Katalog Tsunami Indonesia Tahun 416-2017 (PDF) yang dikeluarkan Badan Meteorologi, Klimatologi, dan Geofisika (BMKG) menyebutkan air masuk ke darat sejauh 400 sampai 500 meter dan menerjang bukit setinggi 10 meter.

Garis pesisir selatan Pulau Lembata berupa teluk dan semenanjung. Menurut Elifas, Tsunami Lembata muncul setelah ada gerakan massa tanah di antara kampung Atalojo dan Bauraja. Daerah longsor terletak di kawah tua kompleks Iliwerung. Dimensi massa longsoran adalah 3000m panjang x 300m lebar x 50m tebal dan sepertiganya jatuh ke laut. Longsoran juga menimbun empat desa di pesisir teluk Waiteba.


Sebenarnya, ada banyak pemukim di pesisir selatan Lembata yang terdampak tsunami dan tanah longsor awalnya tidak tinggal di daerah tersebut. Perpindahan mereka didorong oleh kebijakan pemerintah.

Sebagian berasal dari Desa Lerek, misalnya. Sebagaimana dicatat dalam laporan berjudul "Bencana Yang Terlupakan? Mengingat Kembali Bencana Larantuka dan Lembata 1979-2009" (2009, PDF), peneliti Manajemen Risiko Bencana Jonatan Lassa menyebut Lerek sebagai daerah yang terletak di bagian pedalaman tepat di belakang Gunung Adowajo dan Iliwerung. Pada 1960-an, pemerintah Orde Baru memindahkan warga Lerek ke Teluk Waiteba. Alasan pemerintah, warga akan lebih aman dari bahaya gunung api. Namun, alih-alih selamat, tsunami justru menerjang lebih cepat ketimbang letusan gunung api.

Peristiwa tersebut kemudian dikenal sebagai Tsunami Lembata 1979 atau Tsunami Lombren. Lombren adalah nama lain dari Lembata.


Kontroversi Penyebab Tsunami

Tsunami Lembata 1979 meninggalkan sejumlah pertanyaan.
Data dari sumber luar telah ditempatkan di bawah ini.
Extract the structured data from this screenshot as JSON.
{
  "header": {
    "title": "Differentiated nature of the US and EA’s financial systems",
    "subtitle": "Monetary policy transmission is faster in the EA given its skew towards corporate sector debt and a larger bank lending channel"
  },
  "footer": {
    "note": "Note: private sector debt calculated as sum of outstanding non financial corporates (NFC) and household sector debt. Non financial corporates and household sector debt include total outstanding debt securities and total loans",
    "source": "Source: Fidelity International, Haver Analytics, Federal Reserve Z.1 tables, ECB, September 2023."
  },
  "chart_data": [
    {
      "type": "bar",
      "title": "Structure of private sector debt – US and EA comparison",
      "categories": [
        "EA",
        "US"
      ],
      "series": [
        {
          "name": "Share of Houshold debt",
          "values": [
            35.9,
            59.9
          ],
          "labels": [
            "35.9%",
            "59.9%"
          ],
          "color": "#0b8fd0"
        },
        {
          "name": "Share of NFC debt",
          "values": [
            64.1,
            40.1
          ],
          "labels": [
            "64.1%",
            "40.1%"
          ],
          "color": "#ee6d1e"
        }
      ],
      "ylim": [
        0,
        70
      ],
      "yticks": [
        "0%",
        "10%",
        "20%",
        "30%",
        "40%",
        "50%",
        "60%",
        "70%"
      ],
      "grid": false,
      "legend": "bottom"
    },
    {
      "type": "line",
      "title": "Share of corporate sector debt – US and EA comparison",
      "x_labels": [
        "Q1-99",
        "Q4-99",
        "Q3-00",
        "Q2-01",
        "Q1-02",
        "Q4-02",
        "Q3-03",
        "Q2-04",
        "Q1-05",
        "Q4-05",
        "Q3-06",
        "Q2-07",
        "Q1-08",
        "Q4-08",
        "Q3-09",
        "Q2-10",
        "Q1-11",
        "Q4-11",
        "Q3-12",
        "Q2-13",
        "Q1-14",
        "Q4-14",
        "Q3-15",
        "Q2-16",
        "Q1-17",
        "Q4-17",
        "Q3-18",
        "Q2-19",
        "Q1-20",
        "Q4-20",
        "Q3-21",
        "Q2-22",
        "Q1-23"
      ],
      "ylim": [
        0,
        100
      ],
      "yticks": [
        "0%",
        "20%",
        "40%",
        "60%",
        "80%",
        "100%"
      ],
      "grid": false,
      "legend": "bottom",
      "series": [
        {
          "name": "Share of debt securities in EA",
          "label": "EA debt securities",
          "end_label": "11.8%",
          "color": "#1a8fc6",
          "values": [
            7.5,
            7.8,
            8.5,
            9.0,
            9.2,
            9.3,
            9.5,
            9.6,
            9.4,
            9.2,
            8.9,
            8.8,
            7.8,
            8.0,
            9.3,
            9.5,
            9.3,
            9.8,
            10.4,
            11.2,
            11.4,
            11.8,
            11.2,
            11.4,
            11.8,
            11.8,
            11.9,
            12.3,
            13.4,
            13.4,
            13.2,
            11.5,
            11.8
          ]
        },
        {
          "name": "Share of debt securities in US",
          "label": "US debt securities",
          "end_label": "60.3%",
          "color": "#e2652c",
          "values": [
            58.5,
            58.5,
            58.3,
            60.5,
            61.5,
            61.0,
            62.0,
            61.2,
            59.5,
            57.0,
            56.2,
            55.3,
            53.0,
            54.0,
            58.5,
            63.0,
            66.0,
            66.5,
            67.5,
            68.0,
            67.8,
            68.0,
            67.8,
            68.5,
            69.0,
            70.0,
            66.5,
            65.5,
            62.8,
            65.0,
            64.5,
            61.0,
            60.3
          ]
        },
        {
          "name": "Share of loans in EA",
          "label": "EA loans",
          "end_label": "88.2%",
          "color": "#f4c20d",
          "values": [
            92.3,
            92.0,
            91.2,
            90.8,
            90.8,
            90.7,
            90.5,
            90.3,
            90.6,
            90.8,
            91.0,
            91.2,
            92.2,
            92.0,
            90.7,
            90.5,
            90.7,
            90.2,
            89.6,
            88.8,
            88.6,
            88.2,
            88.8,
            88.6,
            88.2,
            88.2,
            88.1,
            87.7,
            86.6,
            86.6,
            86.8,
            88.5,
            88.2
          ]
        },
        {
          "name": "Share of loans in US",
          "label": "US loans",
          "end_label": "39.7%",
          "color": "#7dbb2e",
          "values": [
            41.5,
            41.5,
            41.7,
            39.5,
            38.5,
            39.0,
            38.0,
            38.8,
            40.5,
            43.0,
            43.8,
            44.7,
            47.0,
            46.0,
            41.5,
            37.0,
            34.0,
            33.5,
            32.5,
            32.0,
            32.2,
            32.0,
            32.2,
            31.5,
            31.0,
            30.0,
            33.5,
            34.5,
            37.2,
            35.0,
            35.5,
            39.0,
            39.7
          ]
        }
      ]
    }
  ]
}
Kendati ada longsoran besar yang terjun ke lautan dan menimbulkan tsunami, penyebab longsoran sendiri masih memunculkan spekulasi.

Sistem peringatan dini gempa dan tsunami Indonesia saat itu memang belum ada. Namun, catatan Meteorologi dan Geofisika juga tidak menunjukkan aktivitas gempa sedikit pun yang berpusat di sekitar NTT saat longsor dan tsunami menerjang Lembata. Catatan United States Geological Survey (USGS) tentang gempa 1979 di seluruh dunia tidak memunculkan nama Lembata atau daerah sekitar NTT.
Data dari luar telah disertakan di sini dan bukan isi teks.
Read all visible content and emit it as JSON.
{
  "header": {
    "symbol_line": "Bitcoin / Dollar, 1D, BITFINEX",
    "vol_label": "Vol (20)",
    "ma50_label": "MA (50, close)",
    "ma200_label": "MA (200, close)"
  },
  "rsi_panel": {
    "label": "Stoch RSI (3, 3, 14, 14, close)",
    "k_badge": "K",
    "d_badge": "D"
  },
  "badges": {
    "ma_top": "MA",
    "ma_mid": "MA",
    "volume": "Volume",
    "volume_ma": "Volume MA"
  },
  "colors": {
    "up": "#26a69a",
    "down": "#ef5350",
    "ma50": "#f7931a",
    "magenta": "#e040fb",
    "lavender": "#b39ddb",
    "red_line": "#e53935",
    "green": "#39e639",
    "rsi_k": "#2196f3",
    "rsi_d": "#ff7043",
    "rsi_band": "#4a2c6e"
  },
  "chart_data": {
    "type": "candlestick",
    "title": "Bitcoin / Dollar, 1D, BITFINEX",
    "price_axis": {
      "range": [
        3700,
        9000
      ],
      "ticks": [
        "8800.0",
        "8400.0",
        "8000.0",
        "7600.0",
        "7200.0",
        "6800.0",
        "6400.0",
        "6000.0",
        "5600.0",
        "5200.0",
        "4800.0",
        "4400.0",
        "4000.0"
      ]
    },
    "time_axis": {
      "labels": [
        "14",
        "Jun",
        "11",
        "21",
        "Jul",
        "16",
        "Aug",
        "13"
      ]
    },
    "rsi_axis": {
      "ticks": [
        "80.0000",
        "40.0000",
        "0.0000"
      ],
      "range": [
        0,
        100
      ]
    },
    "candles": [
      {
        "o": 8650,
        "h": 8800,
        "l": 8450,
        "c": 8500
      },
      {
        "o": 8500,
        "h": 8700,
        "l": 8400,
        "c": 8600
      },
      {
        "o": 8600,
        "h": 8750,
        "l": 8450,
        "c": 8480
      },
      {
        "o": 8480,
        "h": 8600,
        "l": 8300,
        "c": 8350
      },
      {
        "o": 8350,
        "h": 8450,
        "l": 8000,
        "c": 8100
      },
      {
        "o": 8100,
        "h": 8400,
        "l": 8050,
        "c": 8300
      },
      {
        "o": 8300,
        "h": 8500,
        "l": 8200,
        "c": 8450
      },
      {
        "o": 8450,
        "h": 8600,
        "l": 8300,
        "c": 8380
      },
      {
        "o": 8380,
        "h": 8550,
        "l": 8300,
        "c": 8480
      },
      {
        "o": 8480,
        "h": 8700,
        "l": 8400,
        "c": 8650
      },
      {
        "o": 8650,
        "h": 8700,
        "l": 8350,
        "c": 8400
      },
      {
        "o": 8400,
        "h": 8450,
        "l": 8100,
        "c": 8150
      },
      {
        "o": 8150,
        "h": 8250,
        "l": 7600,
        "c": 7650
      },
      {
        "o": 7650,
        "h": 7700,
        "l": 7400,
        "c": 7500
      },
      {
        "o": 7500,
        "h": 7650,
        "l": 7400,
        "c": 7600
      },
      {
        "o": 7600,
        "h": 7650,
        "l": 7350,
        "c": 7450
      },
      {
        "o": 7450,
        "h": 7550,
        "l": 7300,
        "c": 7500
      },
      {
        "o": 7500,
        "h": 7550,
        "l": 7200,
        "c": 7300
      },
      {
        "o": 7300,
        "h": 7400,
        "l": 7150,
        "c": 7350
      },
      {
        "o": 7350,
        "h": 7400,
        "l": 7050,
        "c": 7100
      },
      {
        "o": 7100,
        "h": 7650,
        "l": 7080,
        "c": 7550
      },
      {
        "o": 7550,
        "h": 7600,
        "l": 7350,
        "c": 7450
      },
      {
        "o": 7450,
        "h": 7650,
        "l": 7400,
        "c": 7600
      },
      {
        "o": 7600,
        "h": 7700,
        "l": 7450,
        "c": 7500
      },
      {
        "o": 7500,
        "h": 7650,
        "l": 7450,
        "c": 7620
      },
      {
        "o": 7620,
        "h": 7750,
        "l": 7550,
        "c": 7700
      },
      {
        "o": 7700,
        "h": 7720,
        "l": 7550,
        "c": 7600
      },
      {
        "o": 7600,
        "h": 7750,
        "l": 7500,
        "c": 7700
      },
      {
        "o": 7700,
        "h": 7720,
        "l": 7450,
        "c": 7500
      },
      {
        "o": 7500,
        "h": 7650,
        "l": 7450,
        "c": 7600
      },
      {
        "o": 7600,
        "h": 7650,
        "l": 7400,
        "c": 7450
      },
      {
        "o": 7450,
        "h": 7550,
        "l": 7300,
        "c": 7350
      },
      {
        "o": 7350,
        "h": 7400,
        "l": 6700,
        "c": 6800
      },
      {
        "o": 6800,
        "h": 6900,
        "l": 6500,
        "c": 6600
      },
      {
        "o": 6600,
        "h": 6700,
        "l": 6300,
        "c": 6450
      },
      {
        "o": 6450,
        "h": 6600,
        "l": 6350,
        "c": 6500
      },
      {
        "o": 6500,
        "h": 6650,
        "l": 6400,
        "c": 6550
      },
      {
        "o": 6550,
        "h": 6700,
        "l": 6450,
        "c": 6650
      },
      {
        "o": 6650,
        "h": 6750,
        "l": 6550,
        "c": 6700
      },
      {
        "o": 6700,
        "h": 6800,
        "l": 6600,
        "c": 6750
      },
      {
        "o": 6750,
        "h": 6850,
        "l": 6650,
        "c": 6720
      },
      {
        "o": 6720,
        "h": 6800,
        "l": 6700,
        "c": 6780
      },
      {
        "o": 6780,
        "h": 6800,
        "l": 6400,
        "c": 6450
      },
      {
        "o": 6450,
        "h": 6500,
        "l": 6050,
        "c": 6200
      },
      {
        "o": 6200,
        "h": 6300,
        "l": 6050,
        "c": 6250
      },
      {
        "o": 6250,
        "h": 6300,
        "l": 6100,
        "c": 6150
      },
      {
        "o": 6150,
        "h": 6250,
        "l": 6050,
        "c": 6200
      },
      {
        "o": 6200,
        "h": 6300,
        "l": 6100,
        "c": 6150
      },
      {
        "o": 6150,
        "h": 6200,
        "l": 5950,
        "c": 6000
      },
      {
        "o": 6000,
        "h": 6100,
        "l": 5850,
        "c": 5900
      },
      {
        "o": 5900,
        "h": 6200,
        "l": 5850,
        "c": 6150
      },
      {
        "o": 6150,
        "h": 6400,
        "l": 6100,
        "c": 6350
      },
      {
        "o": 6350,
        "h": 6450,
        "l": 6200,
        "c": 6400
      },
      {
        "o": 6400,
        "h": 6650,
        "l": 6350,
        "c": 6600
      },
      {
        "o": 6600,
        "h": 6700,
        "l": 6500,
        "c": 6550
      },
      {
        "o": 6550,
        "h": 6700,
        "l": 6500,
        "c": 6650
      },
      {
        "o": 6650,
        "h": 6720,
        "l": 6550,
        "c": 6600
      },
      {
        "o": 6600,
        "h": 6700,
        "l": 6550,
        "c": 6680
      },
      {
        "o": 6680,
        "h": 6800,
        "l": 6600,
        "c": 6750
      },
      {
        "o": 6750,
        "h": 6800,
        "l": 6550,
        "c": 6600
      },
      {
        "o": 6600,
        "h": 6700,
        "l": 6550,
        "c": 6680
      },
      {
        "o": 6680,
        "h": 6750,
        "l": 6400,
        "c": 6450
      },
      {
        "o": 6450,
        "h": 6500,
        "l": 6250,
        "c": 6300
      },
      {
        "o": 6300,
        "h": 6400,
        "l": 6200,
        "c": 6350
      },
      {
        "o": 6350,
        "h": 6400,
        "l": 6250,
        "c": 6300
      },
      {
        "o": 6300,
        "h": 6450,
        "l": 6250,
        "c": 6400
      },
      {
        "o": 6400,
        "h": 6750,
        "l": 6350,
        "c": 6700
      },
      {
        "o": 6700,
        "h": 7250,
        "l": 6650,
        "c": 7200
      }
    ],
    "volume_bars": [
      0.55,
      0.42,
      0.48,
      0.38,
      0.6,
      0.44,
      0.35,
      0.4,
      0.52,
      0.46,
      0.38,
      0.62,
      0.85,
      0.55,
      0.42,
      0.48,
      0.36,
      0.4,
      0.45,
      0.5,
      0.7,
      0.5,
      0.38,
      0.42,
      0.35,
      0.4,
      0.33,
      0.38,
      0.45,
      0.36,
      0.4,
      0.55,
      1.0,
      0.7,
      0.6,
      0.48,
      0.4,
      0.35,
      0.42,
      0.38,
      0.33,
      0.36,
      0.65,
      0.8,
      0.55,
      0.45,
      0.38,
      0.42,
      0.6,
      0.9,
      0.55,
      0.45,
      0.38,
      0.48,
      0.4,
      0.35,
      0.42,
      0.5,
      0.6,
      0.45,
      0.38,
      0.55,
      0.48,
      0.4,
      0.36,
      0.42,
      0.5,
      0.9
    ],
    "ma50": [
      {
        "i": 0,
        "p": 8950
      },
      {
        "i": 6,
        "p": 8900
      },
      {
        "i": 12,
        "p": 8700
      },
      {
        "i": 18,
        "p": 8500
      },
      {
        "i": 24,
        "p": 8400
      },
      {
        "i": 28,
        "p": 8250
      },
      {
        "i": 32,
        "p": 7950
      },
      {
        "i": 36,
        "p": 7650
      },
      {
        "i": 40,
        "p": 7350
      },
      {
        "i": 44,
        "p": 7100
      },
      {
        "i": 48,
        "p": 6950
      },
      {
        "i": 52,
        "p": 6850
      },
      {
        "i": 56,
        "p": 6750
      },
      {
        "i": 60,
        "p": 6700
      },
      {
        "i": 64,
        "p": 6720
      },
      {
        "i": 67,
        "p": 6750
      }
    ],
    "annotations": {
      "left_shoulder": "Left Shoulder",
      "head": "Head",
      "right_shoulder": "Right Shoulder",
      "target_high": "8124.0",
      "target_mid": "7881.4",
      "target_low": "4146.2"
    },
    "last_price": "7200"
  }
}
Laporan Raphael Paris dkk berjudul "Volcanic tsunami: a review of source mechanisms, past events and hazards in Southeast Asia (Indonesia, Philippines, Papua New Guinea)" (2013, PDF) menyatakan bahwa longsoran material dari dinding Gunung Iliwerung sebelah tenggara (flank collapse) ke lautan mendorong tsunami menerjang pesisir selatan Lembata dengan ketinggian tujuh sampai sembilan meter. Tsunami bahkan diperkirakan mencapai Pante Makasar di Timor Timur (kini Timor Leste). Laporan tersebut mengutip aktivitas vulkanik Gunung Hobal yang meletup-letup sejak 1973. Gunung Hobal sendiri terletak di bawah laut (submarine volcano).
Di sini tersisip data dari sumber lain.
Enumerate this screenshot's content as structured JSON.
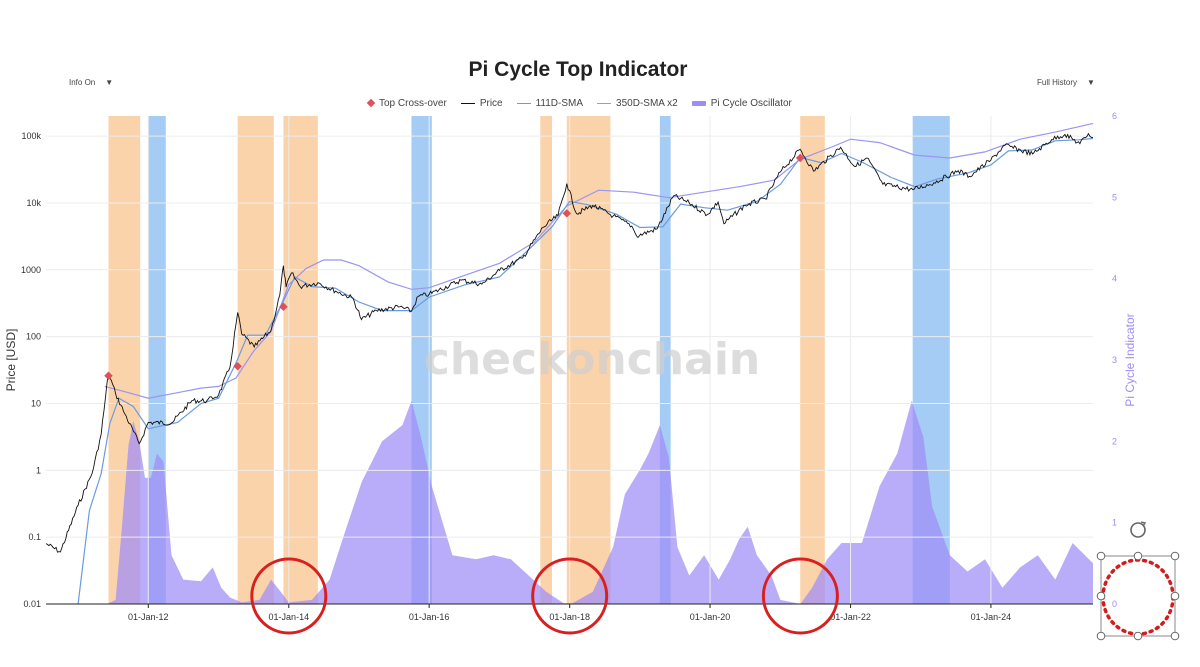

Di semenanjung Atadei, bercokol deretan pegunungan api termasuk Adowajo, Iliwerung, hingga Gunung Hobal yang berada di air laut. Secara morfologis, sebagian struktur semenanjung Atadei yang berbukit dan bergunung memperlihatkan lereng yang curam hingga ke dasar laut.

Sebelah kiri dan kanan Semenanjung Atadei adalah Teluk Labala dan Waiteba. Situs informasi Gunung Hobal yang disediakan Badan Geologi menyebutkan puncak Gunung Hobal pernah tampak menyembul ke permukaan saat air surut sebelum meletus pada 1970-an. Namun sejak tsunami 1979, puncak Hobal tak terlihat lagi. Diduga karena ambrol dihantam gelombang tsunami.


Masalahnya, belum ada catatan erupsi Gunung Hobal di tahun 1979. Merujuk data Volcano Discovery, catatan terbaru saat itu tentang Gunung Hobal adalah erupsi pada 1973-74 dan 1976. Dua hari sebelum longsor juga tidak dilaporkan adanya aktivitas gunung berapi menurut tim Vulkanologi dari Bandung. Gempa bumi sebelum peristiwa tanah longsor memang terjadi pada 1977. Namun, kekuatannya kurang dari lima magnitudo.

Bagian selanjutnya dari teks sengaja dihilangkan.